Cette pratique séduisait particulièrement les habitants d’appartements dépourvus de jardin ou de cour. Faute d’espace extérieur, la fenêtre devenait le seul accès possible au grand air. Le désormais célèbre Chelsea Baby Club allait jusqu’à distribuer ces cages à ses membres vivant dans des immeubles sans espace vert. Loin d’être marginale, l’initiative recevait même une caution institutionnelle : en 1935, le Royal Institute of British Architects recommandait d’intégrer des balcons pour bébés comme élément essentiel des logements modernes, citant précisément l’exemple du club londonien.
Emma Read et l’invention brevetée d’un berceau accroché à la fenêtre
L’idée n’était pourtant pas née à Londres. Le premier brevet commercial d’un tel dispositif fut déposé dès 1922 par une Américaine, Emma Read, originaire de Spokane, dans l’État de Washington. Sa « Portable Baby Cage » n’avait rien d’une improvisation bricolée. Il s’agissait d’un objet pensé dans les moindres détails, à la fois pliable et transportable, conçu pour être fixé solidement au cadre de la fenêtre et déplacé sans difficulté d’un logement à l’autre.

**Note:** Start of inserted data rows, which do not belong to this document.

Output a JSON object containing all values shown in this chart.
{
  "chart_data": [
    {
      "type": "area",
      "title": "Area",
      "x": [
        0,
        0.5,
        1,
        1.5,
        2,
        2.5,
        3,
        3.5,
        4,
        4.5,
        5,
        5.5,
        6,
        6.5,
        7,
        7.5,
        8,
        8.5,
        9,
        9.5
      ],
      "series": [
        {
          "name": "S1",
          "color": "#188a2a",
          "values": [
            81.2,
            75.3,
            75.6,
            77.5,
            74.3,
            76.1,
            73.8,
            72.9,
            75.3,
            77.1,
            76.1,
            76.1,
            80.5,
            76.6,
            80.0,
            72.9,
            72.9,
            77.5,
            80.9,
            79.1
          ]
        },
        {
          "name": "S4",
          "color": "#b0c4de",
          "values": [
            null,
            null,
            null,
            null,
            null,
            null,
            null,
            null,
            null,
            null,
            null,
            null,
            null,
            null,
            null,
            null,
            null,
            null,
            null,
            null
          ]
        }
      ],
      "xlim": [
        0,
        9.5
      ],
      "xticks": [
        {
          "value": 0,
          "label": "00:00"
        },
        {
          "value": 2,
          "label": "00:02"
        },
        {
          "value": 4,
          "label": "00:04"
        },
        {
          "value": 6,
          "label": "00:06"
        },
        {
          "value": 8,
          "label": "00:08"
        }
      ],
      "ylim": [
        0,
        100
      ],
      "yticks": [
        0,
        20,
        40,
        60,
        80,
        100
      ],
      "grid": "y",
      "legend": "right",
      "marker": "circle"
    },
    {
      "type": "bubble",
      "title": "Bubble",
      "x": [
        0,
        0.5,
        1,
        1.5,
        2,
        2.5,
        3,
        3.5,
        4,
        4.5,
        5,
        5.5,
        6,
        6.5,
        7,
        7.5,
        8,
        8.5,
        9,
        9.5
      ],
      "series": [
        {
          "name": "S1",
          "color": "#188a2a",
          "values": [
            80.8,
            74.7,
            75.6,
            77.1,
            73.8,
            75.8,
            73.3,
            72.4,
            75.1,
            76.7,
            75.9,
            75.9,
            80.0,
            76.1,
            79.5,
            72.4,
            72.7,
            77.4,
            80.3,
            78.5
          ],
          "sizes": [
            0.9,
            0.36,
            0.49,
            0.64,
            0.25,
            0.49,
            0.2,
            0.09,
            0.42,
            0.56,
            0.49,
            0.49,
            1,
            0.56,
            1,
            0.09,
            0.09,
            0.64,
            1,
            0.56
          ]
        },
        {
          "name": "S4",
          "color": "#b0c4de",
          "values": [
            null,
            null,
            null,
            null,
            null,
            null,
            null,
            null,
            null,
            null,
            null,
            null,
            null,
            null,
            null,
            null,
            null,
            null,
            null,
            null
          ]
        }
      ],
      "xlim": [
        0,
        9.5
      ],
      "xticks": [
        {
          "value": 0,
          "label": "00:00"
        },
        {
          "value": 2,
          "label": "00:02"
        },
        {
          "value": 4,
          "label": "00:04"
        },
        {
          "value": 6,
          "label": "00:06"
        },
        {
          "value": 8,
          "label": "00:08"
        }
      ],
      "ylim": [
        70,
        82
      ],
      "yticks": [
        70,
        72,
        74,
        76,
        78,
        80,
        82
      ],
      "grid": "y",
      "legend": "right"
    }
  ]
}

On attribue également à une certaine Mrs Robert C. Lafferty l’une des toutes premières versions de ces cages, présentée comme une véritable « health cage », littéralement une cage de santé. L’argument commercial était limpide : offrir aux nourrissons de l’air frais et du soleil, deux denrées rares dans les villes surpeuplées de l’époque. Ce qui nous apparaît aujourd’hui comme une prise de risque insensée était vendu, à l’inverse, comme un cadeau de bien-être pour l’enfant, une manière d’améliorer sa santé plutôt que de la menacer.
L’« airing » : quand respirer l’air frais devenait une ordonnance médicale
Pour comprendre cet engouement, il faut remonter à une théorie médicale devenue un véritable dogme. Elle trouve son origine dans un ouvrage de référence, The Care and Feeding of Children, signé par le pédiatre américain Luther Emmett Holt. Ce livre, immensément influent auprès des parents et des soignants, recommandait d’« aérer » régulièrement les bébés. Selon cette conception, l’exposition à l’air frais permettait de renouveler et purifier le sang de l’enfant, de le fortifier et de le rendre plus résistant aux maladies.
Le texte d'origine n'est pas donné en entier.